It’s a down-ballot race more than three years away, but politicians are already angling to succeed Ralph Mollis as Rhode Island’s secretary of state when the term-limited incumbent completes his tenure in 2014.
At least three Democrats – Providence City Councilman Terrence Hassett and two state senators, Jamie Doyle of Pawtucket and Juan Pichardo of Providence – are seriously considering a run for the office, WPRI.com confirmed this week.
“I’m not going to say that I am running, and I’m not going to say that I’m not running,” said Doyle, 39, who leads a medical business and is the son of the six-term Pawtucket mayor. “My biggest concern is 2012, which is my Senate election. … That’s the first hurdle.”
Pichardo, 44, a self-employed consultant, also acknowledged eyeing Mollis’ job. “I’m definitely interested,” he said. “Absolutely.”
Hassett, who survived a near-fatal car accident last fall, has already made clear he is likely to run for secretary of state. The councilman considered a bid for the office in 2006, the year Mollis won, and is “as serious as a heart attack” about it this time, a person close to him told WPRI.com.
Hassett, 51, starts out with a sizable financial advantage over Doyle and Pichardo. The councilman’s campaign war chest totaled $33,942 on June 30, while Doyle had $7,088. Pichardo had $3,105 on March 31, the last time he filed a report.
A fourth Democrat whom insiders think may consider entering the race – state Rep. Deborah Ruggiero of Jamestown – demurred but did not rule it out. “It is a long, long way away, and there’s an awful lot of ground to cover in between,” she said. “I’m certainly flattered that my name is being bandied about by people.” Ruggiero had $12,504 on June 30.

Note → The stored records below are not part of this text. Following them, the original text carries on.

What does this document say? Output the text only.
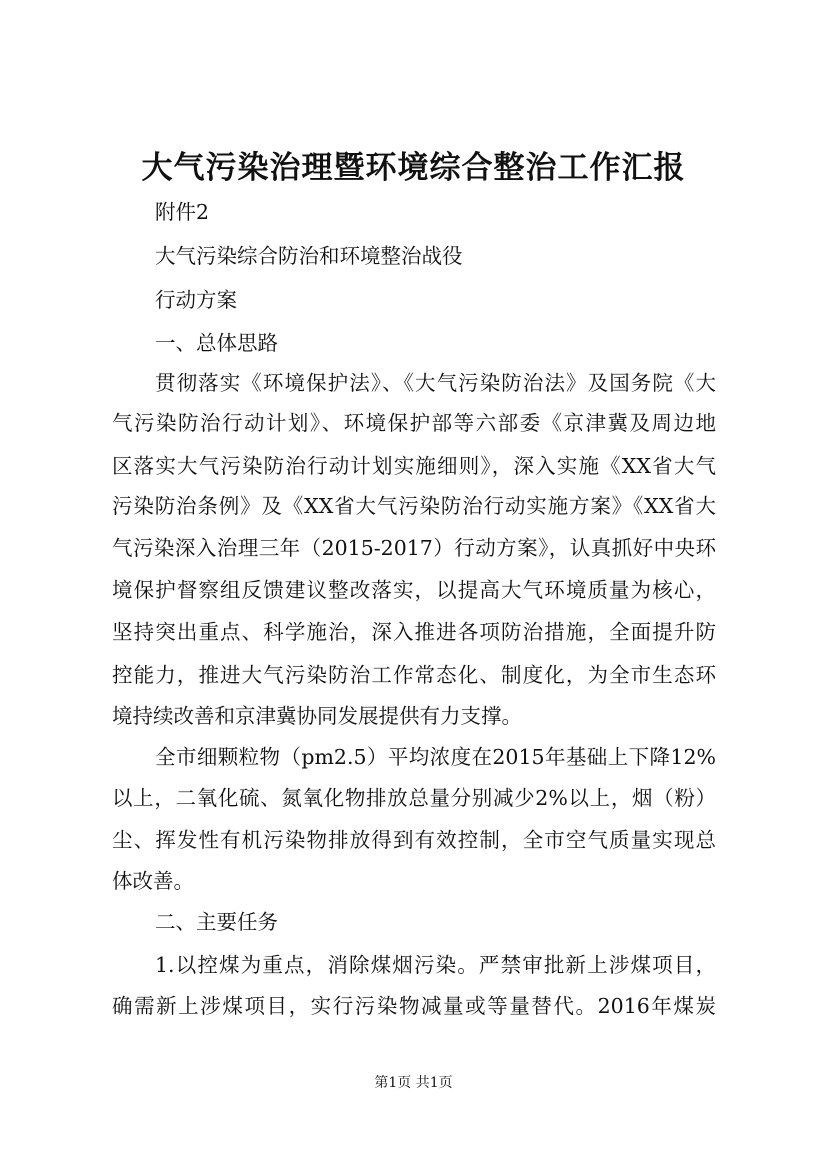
大气污染治理暨环境综合整治工作汇报
附件2
大气污染综合防治和环境整治战役
行动方案
一、总体思路
贯彻落实《环境保护法》、《大气污染防治法》及国务院《大
气污染防治行动计划》、环境保护部等六部委《京津冀及周边地
区落实大气污染防治行动计划实施细则》，深入实施《XX省大气
污染防治条例》及《XX省大气污染防治行动实施方案》《XX省大
气污染深入治理三年（2015-2017）行动方案》，认真抓好中央环
境保护督察组反馈建议整改落实，以提高大气环境质量为核心，
坚持突出重点、科学施治，深入推进各项防治措施，全面提升防
控能力，推进大气污染防治工作常态化、制度化，为全市生态环
境持续改善和京津冀协同发展提供有力支撑。
全市细颗粒物（pm2.5）平均浓度在2015年基础上下降12%
以上，二氧化硫、氮氧化物排放总量分别减少2%以上，烟（粉）
尘、挥发性有机污染物排放得到有效控制，全市空气质量实现总
体改善。
二、主要任务
1.以控煤为重点，消除煤烟污染。严禁审批新上涉煤项目，
确需新上涉煤项目，实行污染物减量或等量替代。2016年煤炭
第1页 共1页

The relatively low-profile secretary of state’s job appeals to politicians because it can give them statewide exposure and be a stepping stone to higher office, WPRI 12 political analyst Joe Fleming said. Jim Langevin held the office from 1995 until he entered Congress in 2001, and Matt Brown used it as a springboard for his failed attempt to win the U.S. Senate nomination in 2006.

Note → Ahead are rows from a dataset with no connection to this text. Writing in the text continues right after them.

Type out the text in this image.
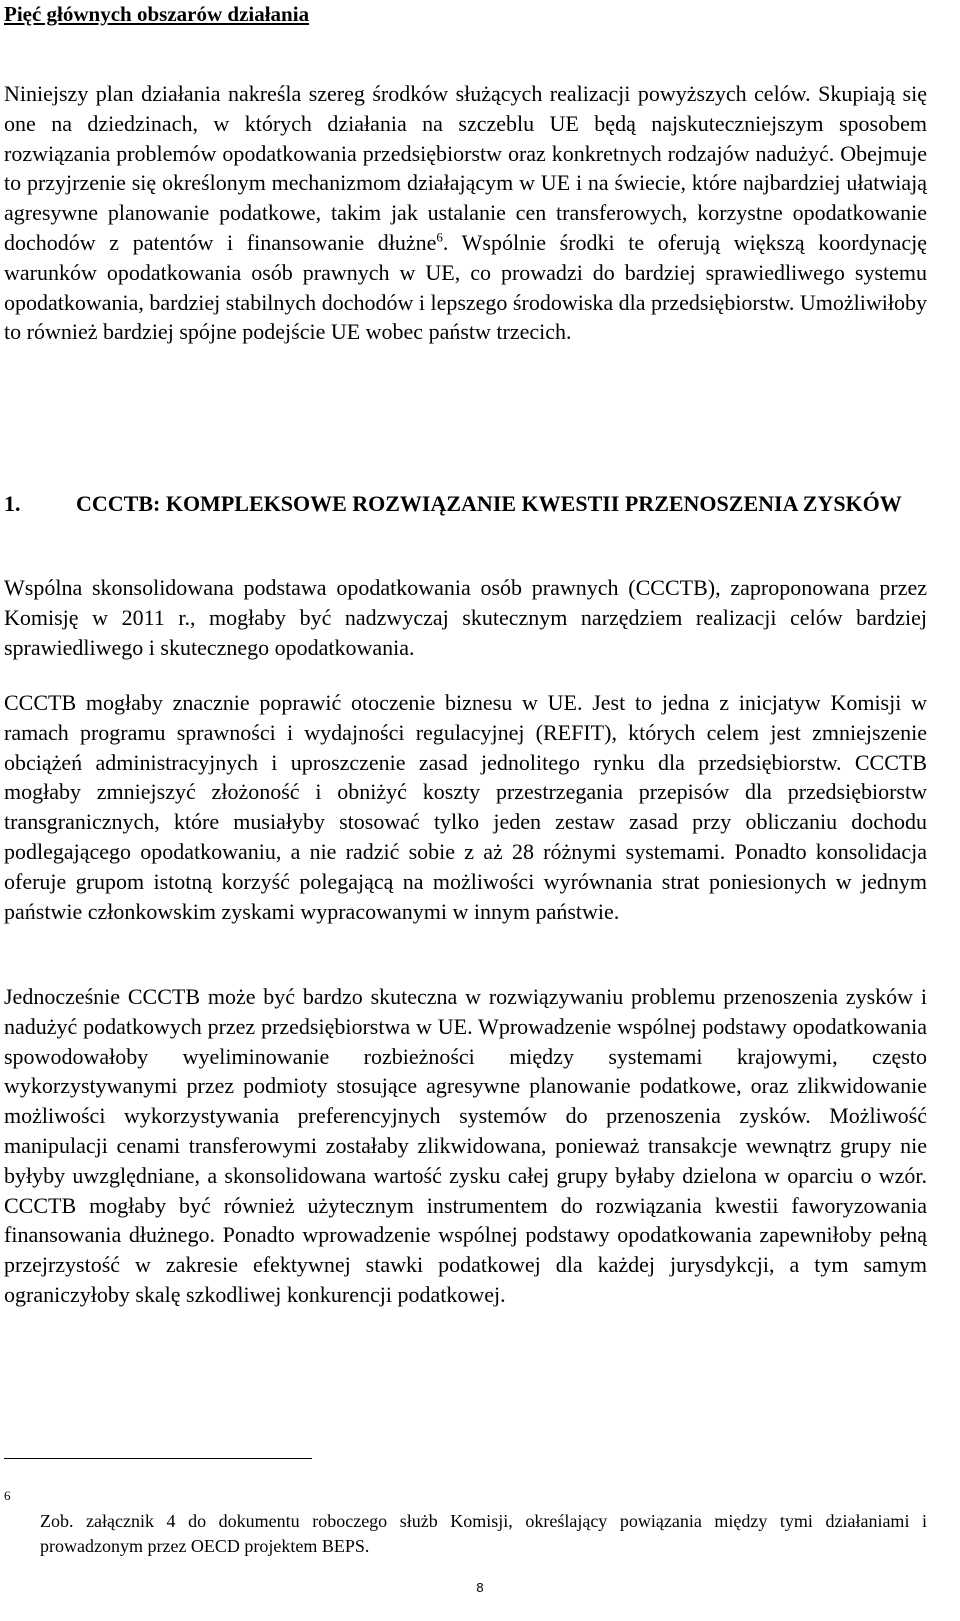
Pięć głównych obszarów działania

Niniejszy plan działania nakreśla szereg środków służących realizacji powyższych celów. Skupiają się one na dziedzinach, w których działania na szczeblu UE będą najskuteczniejszym sposobem rozwiązania problemów opodatkowania przedsiębiorstw oraz konkretnych rodzajów nadużyć. Obejmuje to przyjrzenie się określonym mechanizmom działającym w UE i na świecie, które najbardziej ułatwiają agresywne planowanie podatkowe, takim jak ustalanie cen transferowych, korzystne opodatkowanie dochodów z patentów i finansowanie dłużne$^6$. Wspólnie środki te oferują większą koordynację warunków opodatkowania osób prawnych w UE, co prowadzi do bardziej sprawiedliwego systemu opodatkowania, bardziej stabilnych dochodów i lepszego środowiska dla przedsiębiorstw. Umożliwiłoby to również bardziej spójne podejście UE wobec państw trzecich.

1.	CCCTB: KOMPLEKSOWE ROZWIĄZANIE KWESTII PRZENOSZENIA ZYSKÓW

Wspólna skonsolidowana podstawa opodatkowania osób prawnych (CCCTB), zaproponowana przez Komisję w 2011 r., mogłaby być nadzwyczaj skutecznym narzędziem realizacji celów bardziej sprawiedliwego i skutecznego opodatkowania.

CCCTB mogłaby znacznie poprawić otoczenie biznesu w UE. Jest to jedna z inicjatyw Komisji w ramach programu sprawności i wydajności regulacyjnej (REFIT), których celem jest zmniejszenie obciążeń administracyjnych i uproszczenie zasad jednolitego rynku dla przedsiębiorstw. CCCTB mogłaby zmniejszyć złożoność i obniżyć koszty przestrzegania przepisów dla przedsiębiorstw transgranicznych, które musiałyby stosować tylko jeden zestaw zasad przy obliczaniu dochodu podlegającego opodatkowaniu, a nie radzić sobie z aż 28 różnymi systemami. Ponadto konsolidacja oferuje grupom istotną korzyść polegającą na możliwości wyrównania strat poniesionych w jednym państwie członkowskim zyskami wypracowanymi w innym państwie.

Jednocześnie CCCTB może być bardzo skuteczna w rozwiązywaniu problemu przenoszenia zysków i nadużyć podatkowych przez przedsiębiorstwa w UE. Wprowadzenie wspólnej podstawy opodatkowania spowodowałoby wyeliminowanie rozbieżności między systemami krajowymi, często wykorzystywanymi przez podmioty stosujące agresywne planowanie podatkowe, oraz zlikwidowanie możliwości wykorzystywania preferencyjnych systemów do przenoszenia zysków. Możliwość manipulacji cenami transferowymi zostałaby zlikwidowana, ponieważ transakcje wewnątrz grupy nie byłyby uwzględniane, a skonsolidowana wartość zysku całej grupy byłaby dzielona w oparciu o wzór. CCCTB mogłaby być również użytecznym instrumentem do rozwiązania kwestii faworyzowania finansowania dłużnego. Ponadto wprowadzenie wspólnej podstawy opodatkowania zapewniłoby pełną przejrzystość w zakresie efektywnej stawki podatkowej dla każdej jurysdykcji, a tym samym ograniczyłoby skalę szkodliwej konkurencji podatkowej.

6

Zob. załącznik 4 do dokumentu roboczego służb Komisji, określający powiązania między tymi działaniami i prowadzonym przez OECD projektem BEPS.

8
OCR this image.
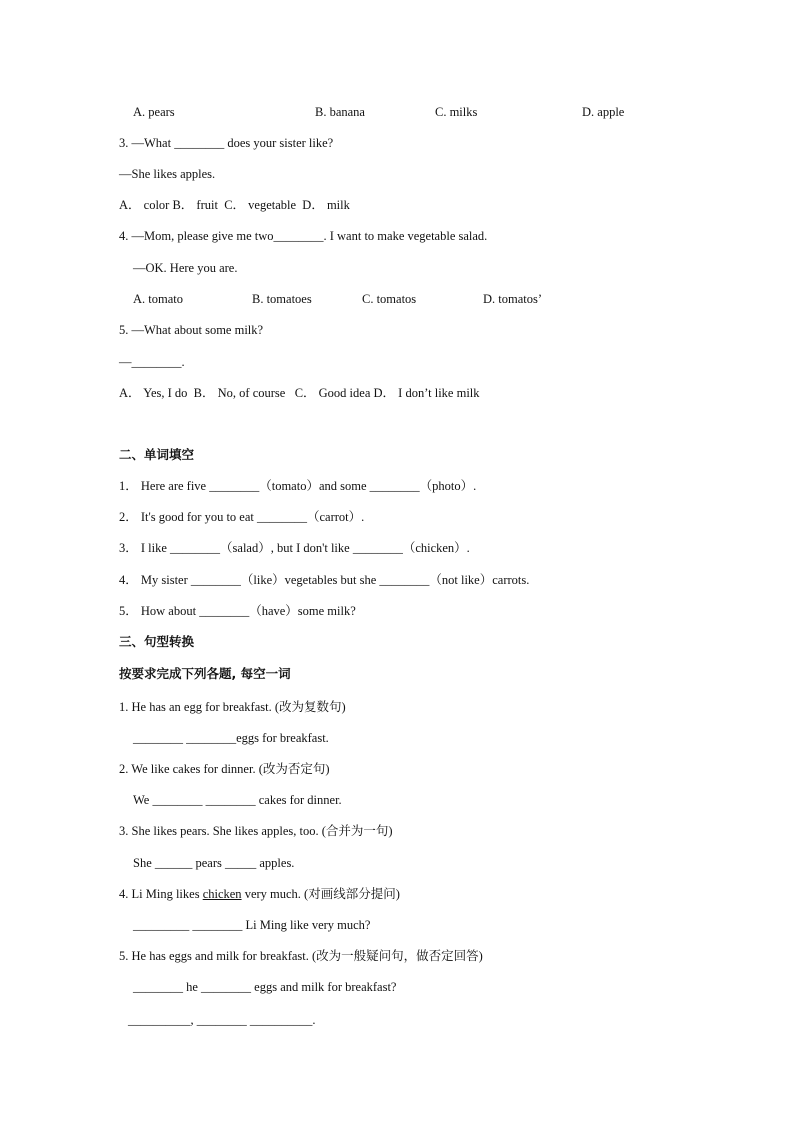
A. pears	B. banana	C. milks	D. apple
3. —What ________ does your sister like?
—She likes apples.
A． color B． fruit  C． vegetable  D． milk
4. —Mom, please give me two________. I want to make vegetable salad.
—OK. Here you are.
A. tomato	B. tomatoes	C. tomatos	D. tomatos’
5. —What about some milk?
—________.
A． Yes, I do  B． No, of course   C． Good idea D． I don’t like milk
二、单词填空
1． Here are five ________（tomato）and some ________（photo）.
2． It's good for you to eat ________（carrot）.
3． I like ________（salad）, but I don't like ________（chicken）.
4． My sister ________（like）vegetables but she ________（not like）carrots.
5． How about ________（have）some milk?
三、句型转换
按要求完成下列各题, 每空一词
1. He has an egg for breakfast. (改为复数句)
________ ________eggs for breakfast.
2. We like cakes for dinner. (改为否定句)
We ________ ________ cakes for dinner.
3. She likes pears. She likes apples, too. (合并为一句)
She ______ pears _____ apples.
4. Li Ming likes chicken very much. (对画线部分提问)
_________ ________ Li Ming like very much?
5. He has eggs and milk for breakfast. (改为一般疑问句，做否定回答)
________ he ________ eggs and milk for breakfast?
__________, ________ __________.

“The thing to keep in mind is it’s early at this point for secretary of state,” Fleming said. “You might see more people after the 2012 elections. You might see a mayor who might decide he wants to run.”

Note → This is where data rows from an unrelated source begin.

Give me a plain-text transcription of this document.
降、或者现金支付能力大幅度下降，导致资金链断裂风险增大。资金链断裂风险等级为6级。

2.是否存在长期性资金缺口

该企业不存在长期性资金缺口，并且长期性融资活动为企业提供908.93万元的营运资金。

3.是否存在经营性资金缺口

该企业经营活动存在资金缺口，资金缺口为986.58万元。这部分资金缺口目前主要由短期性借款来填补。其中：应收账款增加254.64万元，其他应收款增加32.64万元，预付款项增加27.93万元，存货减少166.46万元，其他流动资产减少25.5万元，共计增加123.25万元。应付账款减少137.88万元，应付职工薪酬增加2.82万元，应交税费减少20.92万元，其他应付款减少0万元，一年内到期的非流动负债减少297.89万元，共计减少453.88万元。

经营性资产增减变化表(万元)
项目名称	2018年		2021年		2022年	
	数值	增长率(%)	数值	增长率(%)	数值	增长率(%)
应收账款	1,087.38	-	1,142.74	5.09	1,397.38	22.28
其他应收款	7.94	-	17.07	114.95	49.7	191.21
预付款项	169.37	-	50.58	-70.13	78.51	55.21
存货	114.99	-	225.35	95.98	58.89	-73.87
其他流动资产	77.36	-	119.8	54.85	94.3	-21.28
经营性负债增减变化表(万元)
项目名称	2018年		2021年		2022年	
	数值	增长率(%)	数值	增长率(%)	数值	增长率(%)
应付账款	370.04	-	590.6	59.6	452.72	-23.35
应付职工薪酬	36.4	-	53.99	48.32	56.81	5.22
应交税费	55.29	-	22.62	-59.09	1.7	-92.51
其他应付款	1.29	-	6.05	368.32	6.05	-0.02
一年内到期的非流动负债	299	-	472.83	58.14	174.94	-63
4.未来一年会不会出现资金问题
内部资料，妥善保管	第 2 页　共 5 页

Starting early gives would-be candidates more time to raise money and build name recognition, but it poses a risk for state lawmakers, who first need to get their constituents to reelect them in 2012, Fleming said. Hassett’s current four-year term expires at the end of 2014.
Doyle alluded to that, saying: “My concern right now is the constituents of District 8, as well as the rest of the voters in Rhode Island.” But he has already stepped up his fundraising pace, having held three events so far this year, with another scheduled for next month.
“I’m raising money like a bandit,” Doyle said. “A lot of people, more than ever, are coming to me and saying, hey, we want to do this, we want to do that for you, we appreciate your work in the Senate the last seven years, we want to make sure we keep you there past the next election cycle.”
Pichardo called it “way too early” to seriously discuss the secretary of state’s race, saying he’s currently focused on “making sure I continue to do the right thing and represent my district, which is the most important thing – a lot of stuff needs to be done in the next couple of years.”
Asked about what the secretary of state can do to be effective, both Doyle and Pichardo mentioned increasing voter turnout and streamlining business regulations. Doyle sponsored a law signed last month by Governor Chafee that makes it easier for voters to cast ballots by mail.
Then there is the incumbent.
Mollis barely won a second term as secretary of state last November in the face of a surprisingly robust challenge from Republican Catherine Taylor, who is now a member of the Chafee administration as director of the Division of Elderly Affairs.
It’s unclear what the 50-year-old former mayor of North Providence will do when he leaves office, but a source close to Mollis said: “He continues to see public service in his future.”